The south-west Fife coastal village of Culross (pronounced Coo-ros) is considered to be one of the most picturesque places in Scotland. It is said to date back to as early as the 6th century, having been believed to have been founded by Saint Serf (c.500 – c.583). Culross originally functioned as a port, serving the Firth of Forth before becoming a centre of the Scottish coal mining industry during the 1500 and 1600s.
The founding of the village is surrounded by legend. It was claimed that Princess Teneu, a daughter of the king of Lothian, became pregnant before her marriage. Her father, filled with anger and shame, threw her off Traprain Law, a hill in the Lothians. Fortunately Teneu survived the fall. Knowing she couldn’t go home, Princess Teneu came across a small, empty boat, and it took her across the Firth of Forth, landing at Culross. Saint Serf cared for Teneu, and even became foster father to her son. Teneu and Serf’s son went on to become Saint Mungo, founder and patron saint of the city of Glasgow.
Coal mining was the main industry for Culross during the 16th and 17th centuries. Sir George Bruce of Carnock, a merchant and engineer, was also an innovator in coal mining techniques, and he built the first coal mine in the world to extend under the sea in 1575. The mine was considered a feat of engineering brilliance, and a marvel of 17th century Britain. Unfortunately, the mine was destroyed in 1625 during a particularly violent storm. Bruce also built Culross Palace, a grand merchant’s house. The ‘Palace’ was built between 1597 and 1611, using materials obtained by Bruce’s foreign trade throughout the Baltics and the Low Countries. Culross Palace is now in the care of the National Trust for Scotland.

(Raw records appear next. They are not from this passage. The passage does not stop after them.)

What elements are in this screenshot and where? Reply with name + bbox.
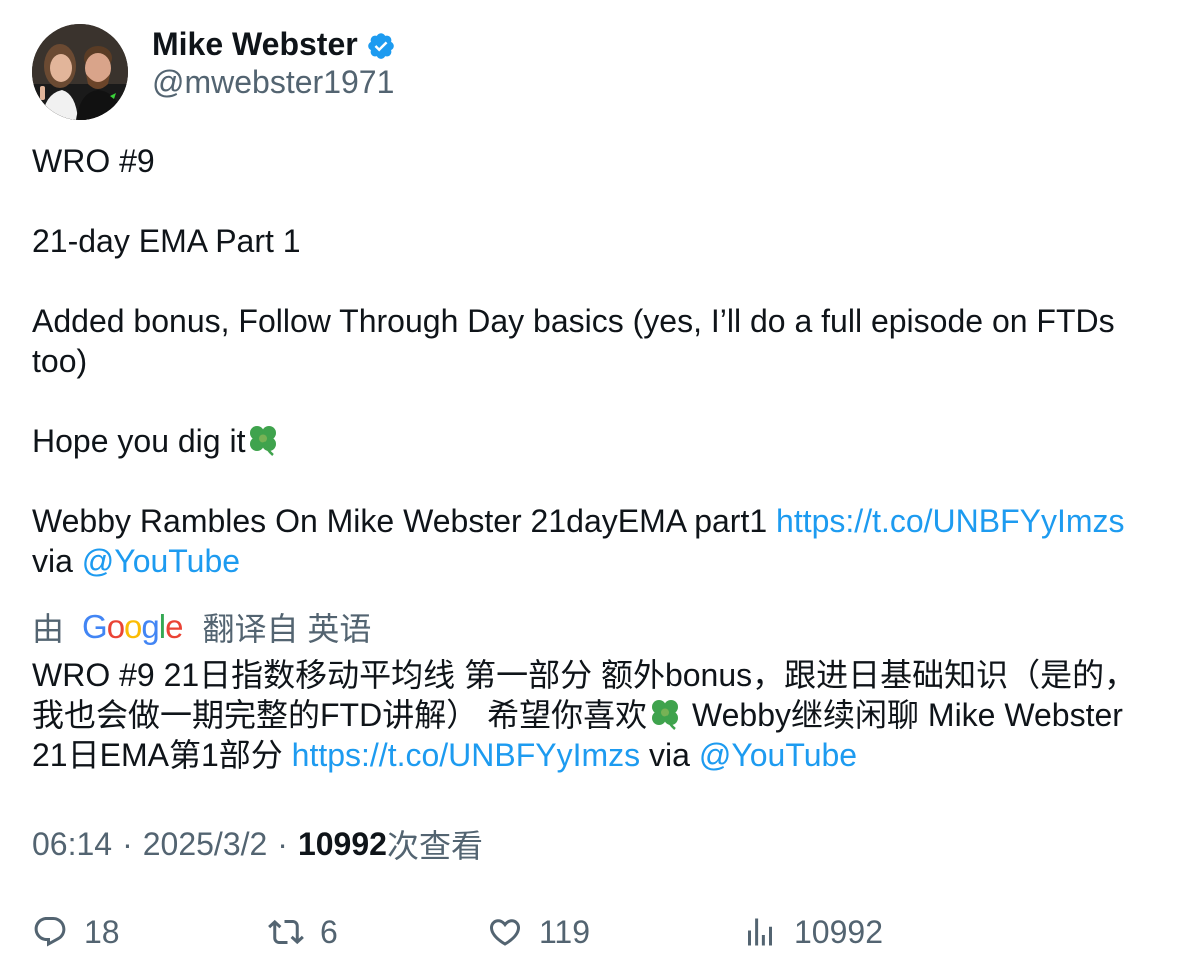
display-name[interactable]: Mike Webster	[152, 26, 358, 62]
tweet-line: via @YouTube	[32, 541, 1152, 581]
views-button[interactable]: 10992	[742, 910, 883, 954]
video-title-text: Webby Rambles On Mike Webster 21dayEMA p…	[32, 503, 777, 539]
four-leaf-clover-icon	[647, 696, 683, 732]
tweet-line: WRO #9	[32, 143, 155, 179]
tweet-date[interactable]: 2025/3/2	[143, 826, 268, 863]
translated-youtube-mention[interactable]: @YouTube	[699, 737, 857, 773]
tweet-text: WRO #9 21-day EMA Part 1 Added bonus, Fo…	[32, 141, 1152, 581]
tweet-line: 21-day EMA Part 1	[32, 223, 301, 259]
four-leaf-clover-icon	[245, 422, 281, 458]
translated-link[interactable]: https://t.co/UNBFYyImzs	[292, 737, 641, 773]
translation-attribution: 由 Google 翻译自 英语	[32, 607, 371, 647]
tweet-line-text: Hope you dig it	[32, 423, 246, 459]
translation-suffix: 翻译自 英语	[202, 611, 372, 647]
reply-icon	[34, 917, 66, 947]
tweet-header: Mike Webster @mwebster1971	[32, 24, 396, 120]
meta-separator: ·	[277, 825, 288, 862]
tweet-line: Added bonus, Follow Through Day basics (…	[32, 303, 1115, 379]
like-count: 119	[539, 913, 591, 950]
display-name-row: Mike Webster	[152, 26, 396, 62]
tweet-line: Hope you dig it	[32, 421, 1152, 461]
action-bar: 18 6 119 10992	[32, 910, 1164, 954]
retweet-icon	[268, 919, 304, 945]
author-handle[interactable]: @mwebster1971	[152, 62, 396, 102]
analytics-icon	[748, 918, 772, 946]
youtube-mention-link[interactable]: @YouTube	[82, 543, 240, 579]
tweet-meta: 06:14 · 2025/3/2 · 10992 次查看	[32, 824, 483, 865]
like-button[interactable]: 119	[487, 910, 590, 954]
reply-button[interactable]: 18	[32, 910, 120, 954]
tweet-card: Mike Webster @mwebster1971 WRO #9 21-day…	[0, 0, 1196, 978]
retweet-count: 6	[320, 913, 338, 950]
tweet-time[interactable]: 06:14	[32, 826, 112, 863]
avatar[interactable]	[32, 24, 128, 120]
views-action-count: 10992	[794, 913, 883, 950]
meta-separator: ·	[122, 825, 133, 862]
tweet-link[interactable]: https://t.co/UNBFYyImzs	[776, 503, 1125, 539]
author-names: Mike Webster @mwebster1971	[152, 24, 396, 102]
google-logo: Google	[82, 608, 183, 645]
heart-icon	[489, 919, 521, 946]
translated-via: via	[640, 737, 699, 773]
translated-text: WRO #9 21日指数移动平均线 第一部分 额外bonus，跟进日基础知识（是…	[32, 655, 1162, 775]
via-text: via	[32, 543, 82, 579]
views-label: 次查看	[386, 828, 483, 864]
retweet-button[interactable]: 6	[268, 910, 338, 954]
views-count: 10992	[297, 825, 387, 862]
tweet-line: Webby Rambles On Mike Webster 21dayEMA p…	[32, 501, 1152, 541]
translation-prefix: 由	[32, 611, 65, 647]
verified-badge-icon[interactable]	[366, 31, 396, 61]
reply-count: 18	[84, 913, 120, 950]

Salt panning was also a significant industry for Culross, and along with the coal, there was a large amount of trade that passed through the village’s port. The town’s distinctive red roof tiles, which can also be seen in other parts of Fife, come from collier ships returning from the Low Countries with Dutch roof tiles a ballast. However, by the 18th century the importance of the port started to decline, and by the second half of the 19th century Culross had lost most of its industrial significance, as well as population. Today there are only around 400 people living in the village.

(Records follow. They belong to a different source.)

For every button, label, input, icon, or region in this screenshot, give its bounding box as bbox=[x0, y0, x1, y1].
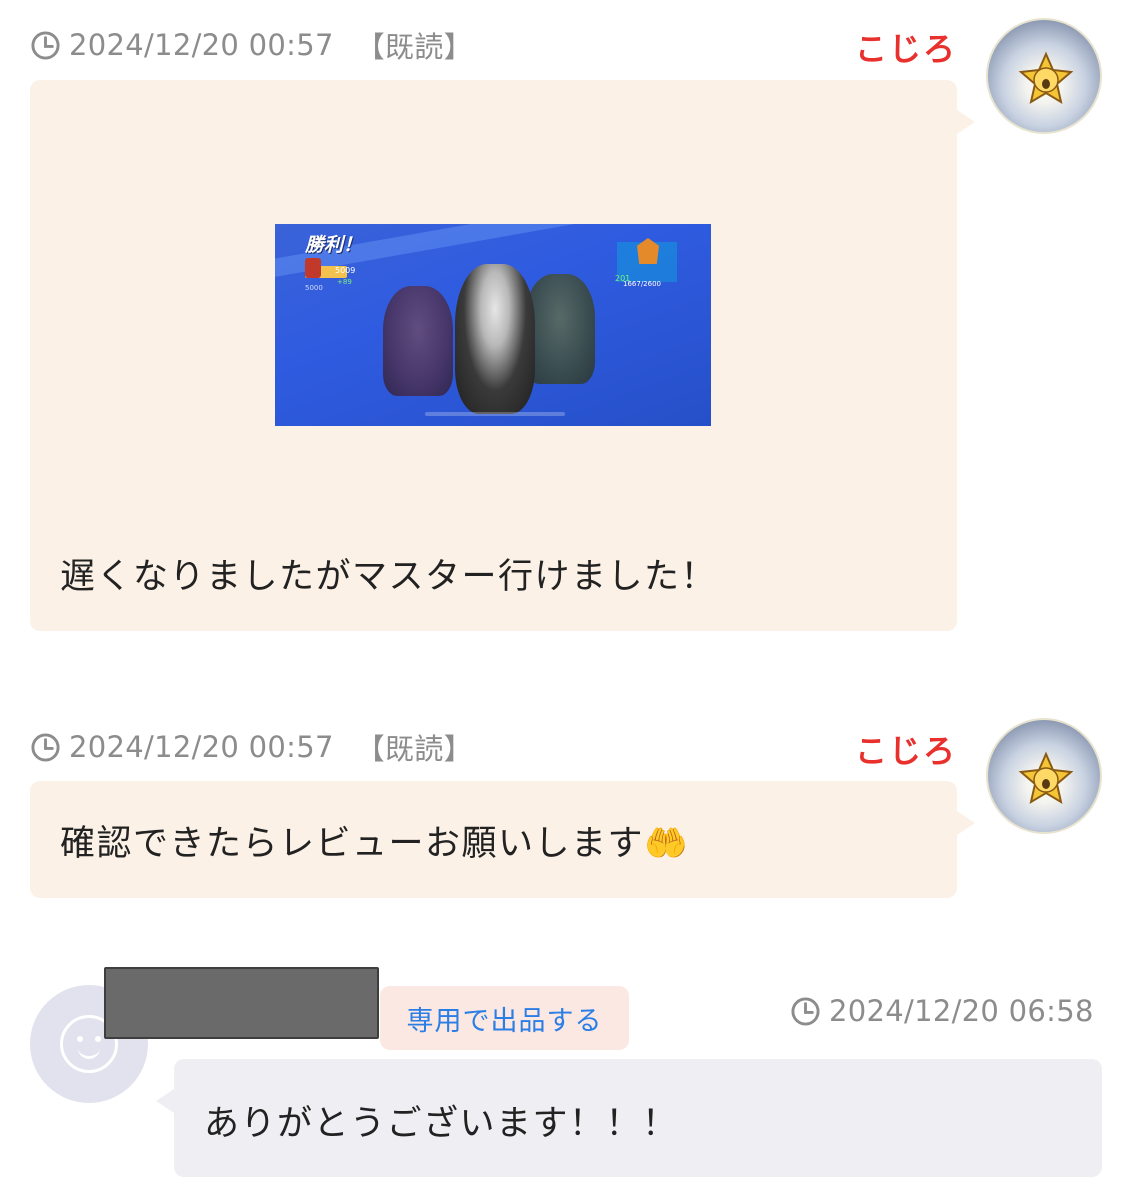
eye-icon bbox=[95, 1036, 101, 1042]
brawler-right bbox=[525, 274, 595, 384]
clock-icon bbox=[791, 996, 820, 1026]
rank-badge-icon bbox=[305, 258, 321, 278]
mouth-icon bbox=[78, 1048, 100, 1059]
message-text: 遅くなりましたがマスター行けました！ bbox=[60, 557, 718, 597]
floor-line bbox=[425, 412, 565, 416]
clock-icon bbox=[31, 732, 60, 762]
message-bubble: 確認できたらレビューお願いします🤲 bbox=[30, 781, 975, 898]
read-status: 【既読】 bbox=[355, 732, 473, 766]
message-text: 確認できたらレビューお願いします🤲 bbox=[60, 824, 690, 864]
sender-avatar[interactable] bbox=[986, 18, 1102, 134]
redacted-username bbox=[104, 967, 379, 1039]
message-timestamp: 2024/12/20 00:57 bbox=[69, 730, 334, 764]
message-bubble: ありがとうございます！！！ bbox=[156, 1059, 1102, 1177]
sender-name[interactable]: こじろ bbox=[855, 24, 957, 70]
star-rank-icon bbox=[1018, 51, 1074, 105]
brawler-main bbox=[455, 264, 535, 414]
message-meta: 2024/12/20 06:58 bbox=[790, 994, 1094, 1028]
progress-text: 1667/2600 bbox=[623, 280, 661, 288]
message-meta: 2024/12/20 00:57 【既読】 bbox=[30, 24, 473, 66]
exclusive-listing-button[interactable]: 専用で出品する bbox=[380, 986, 629, 1050]
sender-avatar[interactable] bbox=[986, 718, 1102, 834]
rank-left: 5000 bbox=[305, 284, 323, 292]
rank-change: +89 bbox=[337, 278, 352, 286]
message-meta: 2024/12/20 00:57 【既読】 bbox=[30, 726, 473, 768]
clock-icon bbox=[31, 30, 60, 60]
sender-name[interactable]: こじろ bbox=[855, 726, 957, 772]
read-status: 【既読】 bbox=[355, 30, 473, 64]
message-timestamp: 2024/12/20 00:57 bbox=[69, 28, 334, 62]
rank-value: 5009 bbox=[335, 266, 356, 275]
victory-text: 勝利！ bbox=[305, 234, 363, 256]
game-victory-screenshot[interactable]: 勝利！ 5009 +89 5000 201 1667/2600 bbox=[275, 224, 711, 426]
message-timestamp: 2024/12/20 06:58 bbox=[829, 994, 1094, 1028]
brawler-left bbox=[383, 286, 453, 396]
message-text: ありがとうございます！！！ bbox=[204, 1104, 679, 1144]
chat-page: 2024/12/20 00:57 【既読】 こじろ 遅くなりましたがマスター行け… bbox=[0, 0, 1131, 1200]
eye-icon bbox=[77, 1036, 83, 1042]
star-rank-icon bbox=[1018, 751, 1074, 805]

Despite Culross’s decline in fortunes, it was noted that the village still contained many unique historical buildings, and since the 1930s the National Trust for Scotland has been preserving and restoring many of them, including the Town House, where witches were tried and held before execution.
One of Culross’s most famous sons was Thomas Cochrane, 10th Earl of Dundonald. Cochrane spent most of his early life on his family’s estate in Culross before going on to have a distinguished career in the Royal Navy, having a reputation for being an aggressive, daring, and successful Captain leading to the French Navy referring to him as Le Loup des Mer, or ‘Wolf of the Seas’. However, in 1814 Lord Cochrane was dismissed from the Royal Navy on charges of fraud on the stock exchange. This led to him becoming a mercenary, serving with the rebel navies of Chile, Brazil, and Greece in their respective wars for independence.
Due to Culross’s distinct historic look, it has become a popular filming location. Hollywood blockbuster ‘Captain America: The First Avenger’ filmed some scenes in the village, and the hit TV show ‘Outlander’, used Culross as the fictional village Cranesmuir.